#rectoverso #06 | Bouquets & couronnes

Recto

J’aime mes fleurs. J’aime les couper, les assembler entre elles, les nouer avec de grands brins d’herbes. Je sais qu’on pourrait penser que quelqu’un qui aime les fleurs ne devrait pas aimer les couper mais j’ai toujours eu plaisir à arracher leurs tiges. Déjà gamine j’aimais arracher leurs pétales un à un dans ce jeu intense du “il m’aime un peu, beaucoup, passionnément, à la folie… pas du tout.” Avec le temps j’ai appris à connaître le nombre de pétales juste du regard pour jouer avec le destin. Les marguerites finissent souvent sur pas du tout. Les tournesols peuvent vous surprendre. Mes préférés ce sont les boutons d’or qui vous brillent sous le menton et laissent une trace jaune sur les doigts. C’était mon or à moi. Juste il ne se coud pas dans des revers de robes.

Le bouquet a volé haut dans les airs. Bien trop haut. Il a tourné sur lui-même à deux ou trois reprises avant de se faire arracher par des mains trop pressées. Je ne suis pas certaine qu’il faille être autant pressée de se marier. Si il y a un dieu quelqu’il soit qui met du temps sur votre chemin, c’est pour vous dire quelque chose. Un dieu ou une déesse. Mais les gens ne savent plus écouter. Ils ne savent plus écouter le silence quand ils rentrent chez eux ni le brouillard dans les rues. Enfin je dis des choses comme ça parce que j’ai un peu trop bu et que je suis vexée car Sasha a acheté des fausses fleurs. Les vraies fleurs ça ne tourne pas dans les airs. C’est trop lourd. J’avais proposé à Sasha mes plus belles fleurs, une composition sensuelle avec des odeurs lourdes mais elle n’a pas voulu. Sasha ne sait pas que les odeurs ne trompent pas. C’est le seul des sens qui ne trompent pas. On ne peut pas ne pas reconnaître une odeur qu’on n’a jamais senti. Les hommes, eux, ça trompent. Tant pis pour Sasha. Son mariage sonnera aussi faux que son bouquet. Ca ne me regarde pas. 
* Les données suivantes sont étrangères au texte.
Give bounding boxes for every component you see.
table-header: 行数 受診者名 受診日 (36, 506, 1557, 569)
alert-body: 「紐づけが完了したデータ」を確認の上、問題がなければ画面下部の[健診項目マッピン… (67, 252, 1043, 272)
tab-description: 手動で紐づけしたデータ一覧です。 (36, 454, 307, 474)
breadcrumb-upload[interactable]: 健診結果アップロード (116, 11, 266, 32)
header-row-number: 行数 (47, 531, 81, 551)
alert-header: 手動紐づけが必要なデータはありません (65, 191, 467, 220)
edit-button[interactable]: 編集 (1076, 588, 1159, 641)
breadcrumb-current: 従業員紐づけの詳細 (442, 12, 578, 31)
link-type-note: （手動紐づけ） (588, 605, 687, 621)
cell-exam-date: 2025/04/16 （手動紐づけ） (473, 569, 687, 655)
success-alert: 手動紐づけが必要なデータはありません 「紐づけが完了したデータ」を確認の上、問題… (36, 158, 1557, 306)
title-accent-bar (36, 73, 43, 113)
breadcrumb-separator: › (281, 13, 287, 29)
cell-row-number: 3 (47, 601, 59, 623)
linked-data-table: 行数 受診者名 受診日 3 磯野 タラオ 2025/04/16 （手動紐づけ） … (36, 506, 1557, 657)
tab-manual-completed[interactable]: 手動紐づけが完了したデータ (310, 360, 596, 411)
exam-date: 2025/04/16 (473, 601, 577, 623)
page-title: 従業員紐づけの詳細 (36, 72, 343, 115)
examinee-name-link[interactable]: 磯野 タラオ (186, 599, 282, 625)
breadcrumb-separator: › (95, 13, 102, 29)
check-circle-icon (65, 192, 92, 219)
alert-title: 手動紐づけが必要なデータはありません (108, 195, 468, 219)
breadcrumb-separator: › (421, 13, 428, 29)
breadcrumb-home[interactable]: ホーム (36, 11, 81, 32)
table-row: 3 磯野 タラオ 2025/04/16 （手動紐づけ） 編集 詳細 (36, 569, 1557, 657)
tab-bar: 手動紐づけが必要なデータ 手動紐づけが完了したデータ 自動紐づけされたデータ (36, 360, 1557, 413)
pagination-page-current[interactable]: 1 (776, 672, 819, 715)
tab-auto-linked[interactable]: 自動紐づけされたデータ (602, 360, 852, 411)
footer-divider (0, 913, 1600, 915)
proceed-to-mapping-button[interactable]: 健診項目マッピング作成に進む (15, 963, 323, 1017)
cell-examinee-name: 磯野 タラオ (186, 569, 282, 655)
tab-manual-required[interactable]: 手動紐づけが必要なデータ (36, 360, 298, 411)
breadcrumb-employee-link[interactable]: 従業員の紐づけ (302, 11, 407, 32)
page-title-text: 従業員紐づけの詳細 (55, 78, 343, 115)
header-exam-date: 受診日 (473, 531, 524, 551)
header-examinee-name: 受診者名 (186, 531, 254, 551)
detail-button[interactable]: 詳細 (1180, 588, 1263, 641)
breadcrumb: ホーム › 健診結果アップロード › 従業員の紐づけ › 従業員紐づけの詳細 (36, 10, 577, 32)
La gamine a sa liste écrite sur un bout de papier. Elle me demande les fleurs d’un ton affirmé mais elle ne regarde jamais au bon endroit dans la boutique. Elle ne sait pas ce qu’elle demande. Elle a mis du khôl noir, très noir. Elle a les yeux très verts. Elle pourrait ressembler à la femme que je vois dans le miroir parfois quand les lumières sont tamisées. Elle pourrait me ressembler. Elle me demande des lys. Puis une azalée. Je n’ai pas besoin de sa liste. Je sais ce qu’elle va demander après. Je sais les quantités et l’ordre et le nombre de pétales qu’elle va prélever. Même si je la trouve jeune pour ça. Jeune et pâle. Elle a l’air sûre d’elle, je pense qu’elle se mord les joues. Je la reconnais. Je les reconnais ces clientes là comme un quincailler reconnaît celui qui n’a aucune intention de réparer quoi ce que soit. Elle n’achète pas ce qu’il faut. Elle se trompe. La vie lui apprendra, comme elle m’a appris.

Verso

Ce que j’aime chez mes morts c’est qu’ils apprécient mes fleurs. Ils sont toujours heureux de les recevoir. Je prends soin de leur faire les plus belles couronnes. Il n’est pas utile de faire des bouquets aux morts. Ils ont souvent les mains prises dans les étoffes de nos souvenirs, ça les encombre pour nous aider. Mais les couronnes, ça ils aiment. Leur royaume est très symbolique. Une couronne c’est un symbole de dignité, voire de noblesse. Même à mon mari je mets une couronne. Une petite, une fois par an. Il ne s’agit pas tant de ne pas l’oublier que de me rappeler à lui. J’y joins toujours quelques brins d’herbes dont j’ai le secret et dont il sait ce qu’ils veulent dire. Les fleuristes et les herboristes sont des âmes très semblables… Il y a des choses qu’il ne fallait pas faire. J’aime aller au cimetière et observer les fleurs que les autres laissent sur les tombes. Ça en dit beaucoup, des morts et des vivants. J’ai toujours aimé les morts, ils sont mes premiers clients. Ce qui m’obsède plutôt c’est la mort des gens que je n’ai pas encore connus. C’est celle-là qui est pleine de tension.